Georges Gilles de la Tourette: The Man And His Times AJ Lees, Rev. Neurol. (Paris), 1986, 142, 11, 808-816
Georges Albert Edouard Brutus Gilles de la Tourette (1857-1904), one of Charcot's favourite pupils and his self-appointed amaneunsis made several valuable contributions to medicine and literature. His most substantial achievements were in the study of hysteria and the medico-legal ramifications of hypnotism, but he was also a competent neuropsychiatrist with a particular interest in therapeutics. He was a dynamic, passionately outspoken man whose prodigious literary output reflected his own restless compulsions as well as the interests of his beloved chiefs Brouardel and Charcot.

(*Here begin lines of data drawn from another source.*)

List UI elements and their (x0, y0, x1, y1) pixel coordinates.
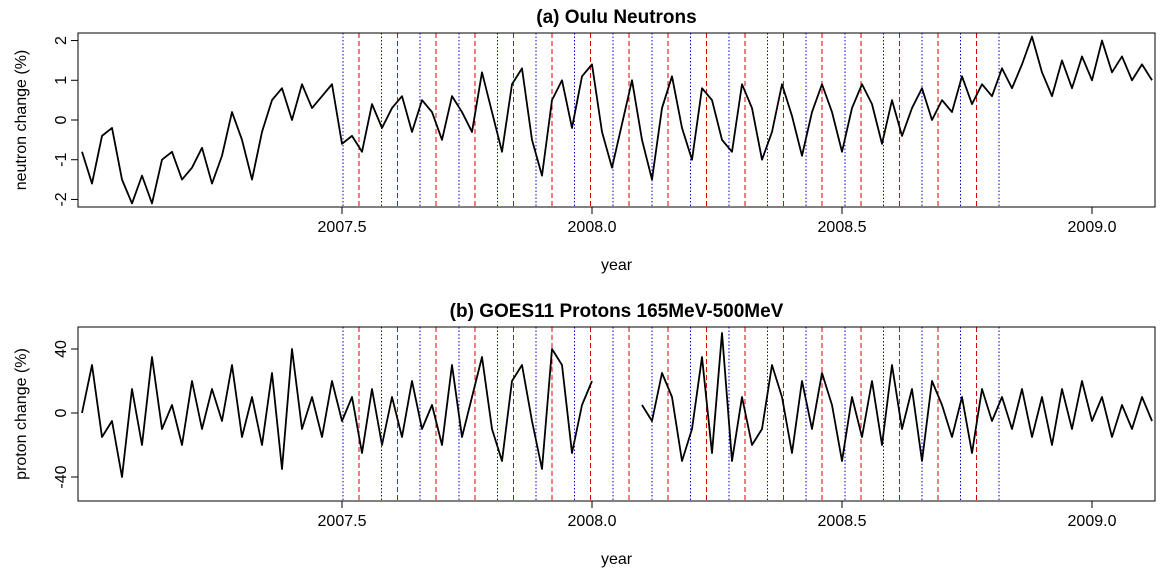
y-tick-label: -1 (53, 153, 70, 167)
x-tick-label: 2008.0 (568, 219, 617, 236)
y-axis-label: proton change (%) (13, 348, 30, 480)
y-tick-label: 40 (53, 340, 70, 358)
y-axis-label: neutron change (%) (13, 50, 30, 191)
x-tick-label: 2008.0 (568, 513, 617, 530)
x-tick-label: 2007.5 (318, 513, 367, 530)
data-line (81, 35, 1153, 205)
y-tick-label: 0 (53, 115, 70, 124)
x-tick-label: 2009.0 (1068, 513, 1117, 530)
y-tick-label: -40 (53, 465, 70, 488)
x-tick-label: 2008.5 (818, 219, 867, 236)
chart-title: (b) GOES11 Protons 165MeV-500MeV (450, 301, 784, 322)
plot-frame (77, 32, 1156, 208)
x-axis-label: year (601, 551, 633, 568)
y-tick-label: 0 (53, 408, 70, 417)
x-tick-label: 2007.5 (318, 219, 367, 236)
y-tick-label: -2 (53, 192, 70, 206)
y-tick-label: 1 (53, 76, 70, 85)
x-axis-label: year (601, 257, 633, 274)
y-tick-label: 2 (53, 36, 70, 45)
x-tick-label: 2009.0 (1068, 219, 1117, 236)
chart-title: (a) Oulu Neutrons (536, 7, 696, 28)
plot-frame (77, 326, 1156, 502)
x-tick-label: 2008.5 (818, 513, 867, 530)
data-line (81, 332, 1153, 478)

His love of Loudun, his ancestral home strongly influenced his subject matter which included a biography of Theophraste Renaudot and with his colleague Gabriel Legue a perceptive analysis of Soeur Jeanne des Agnes' account of her hysterical illness induced by her unrequited love for the Loudun priest Urbain Grandier.
In 1893 shortly after the tragic death of his young son and of his mentor Charcot, Gilles de la Tourette was shot by a deluded woman who had been a patient at the Salpetriere. Her claims that she had been hypnotised by Gilles de la Tourette against her will causing her to lose her sanity bore a macabre resemblance to the accusation of Soeur Jeanne des Agnes against Grandier. The bizarre episode became a "proces celebre" seeming superficially to vindicate the Nancy School's views that criminal suggestion was possible under hypnotism, a view Gilles de la Tourette had vehemently rejected. Despite his colorful life and varied achievements only an incomplete biographical account by his friend Paul le Gendre, a few informative obituaries and some caustic sketches by Leon Daudet exist.